Heizung erneuern: Auswahl und Finanzierung

Serie Generationenwechsel, Folge 12: Ihre Immobilie hat schon ein paar Jahre auf dem Buckel? Bevor Sie ins ererbte oder geschenkte Objekt einziehen, sollten Sie die Heizung erneuern. Davon profitiert nicht nur die Umwelt, sondern auf längere Sicht auch Ihr Geldbeutel. Informieren Sie sich hier über die verschiedenen Heizsysteme und Finanzierungsmöglichkeiten.
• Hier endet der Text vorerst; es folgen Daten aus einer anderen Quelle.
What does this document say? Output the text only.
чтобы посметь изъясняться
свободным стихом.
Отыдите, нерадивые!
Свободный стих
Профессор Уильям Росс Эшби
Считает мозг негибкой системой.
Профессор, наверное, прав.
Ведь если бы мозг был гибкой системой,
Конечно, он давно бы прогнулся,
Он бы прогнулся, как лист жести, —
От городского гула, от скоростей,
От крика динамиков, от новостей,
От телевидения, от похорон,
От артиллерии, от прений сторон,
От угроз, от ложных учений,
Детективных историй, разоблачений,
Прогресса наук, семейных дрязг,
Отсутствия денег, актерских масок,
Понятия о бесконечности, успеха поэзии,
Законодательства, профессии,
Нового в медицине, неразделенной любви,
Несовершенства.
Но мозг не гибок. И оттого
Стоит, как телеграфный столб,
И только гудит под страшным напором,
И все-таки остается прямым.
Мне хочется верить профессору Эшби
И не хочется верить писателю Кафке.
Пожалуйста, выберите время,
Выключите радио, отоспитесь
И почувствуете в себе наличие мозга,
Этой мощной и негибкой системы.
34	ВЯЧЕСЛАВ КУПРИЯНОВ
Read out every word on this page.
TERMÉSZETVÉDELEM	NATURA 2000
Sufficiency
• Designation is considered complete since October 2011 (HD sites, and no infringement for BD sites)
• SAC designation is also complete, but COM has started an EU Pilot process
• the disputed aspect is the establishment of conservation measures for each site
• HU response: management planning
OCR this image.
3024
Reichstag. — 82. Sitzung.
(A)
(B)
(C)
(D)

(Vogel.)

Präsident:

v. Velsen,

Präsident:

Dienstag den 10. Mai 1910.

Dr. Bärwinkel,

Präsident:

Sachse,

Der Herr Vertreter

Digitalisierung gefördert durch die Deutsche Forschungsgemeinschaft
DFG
Die Heizung erneuern – das sagen die Vorschriften

CO2-Emissionen sind schädlich fürs Klima. Alte Hausheizungen verbrauchen viel Energie und sind daher bedeutende Emissionsquellen. Die Energieeinsparverordnung von 2014 (EnEV) schreibt daher Bauherren und Hausbesitzern vor, welchen Standardanforderungen ihre Öl- oder Gasheizung genügen muss. Im Sinne des Klimaschutzes gilt generell: Wenn ein Brenner das Alter von 30 Jahren erreicht hat, erlischt im Fall des Besitzerwechsels der Immobilie die Betriebsgenehmigung. Sollte das bei Ihnen der Fall sein, haben Sie keine Wahl – Sie müssen innerhalb von zwei Jahren Ihre Heizung erneuern. Das Alter Ihrer Anlage erkennen Sie leicht: Das Baujahr ist auf dem Typenschild des Brenners zu finden. Oder Sie fragen den für Ihren Bezirk zuständigen Schornsteinfeger bei der nächsten Feuerstättenschau danach. Der Schornsteinfeger überwacht dann auch den Austausch.

Auch wenn Ihre Heizungsanlage jünger als die gesetzlich zugelassenen 30 Jahre ist: Denken Sie weiter. Wie viele Jahre ist die Anlage noch von dieser Altersgrenze entfernt? Wenn es nur ein kurzer Zeitraum ist, sollten Sie das Projekt im Rahmen geplanter Sanierungen gleich mit in Angriff nehmen. Schließlich ist es mit Lärm, Schmutz und Unruhe im Haus verbunden, wenn Sie die Heizung erneuern. Erledigen Sie alles in einem Rutsch, halten Sie die Belästigung für sich selbst oder eventuelle Mieter so gering wie möglich.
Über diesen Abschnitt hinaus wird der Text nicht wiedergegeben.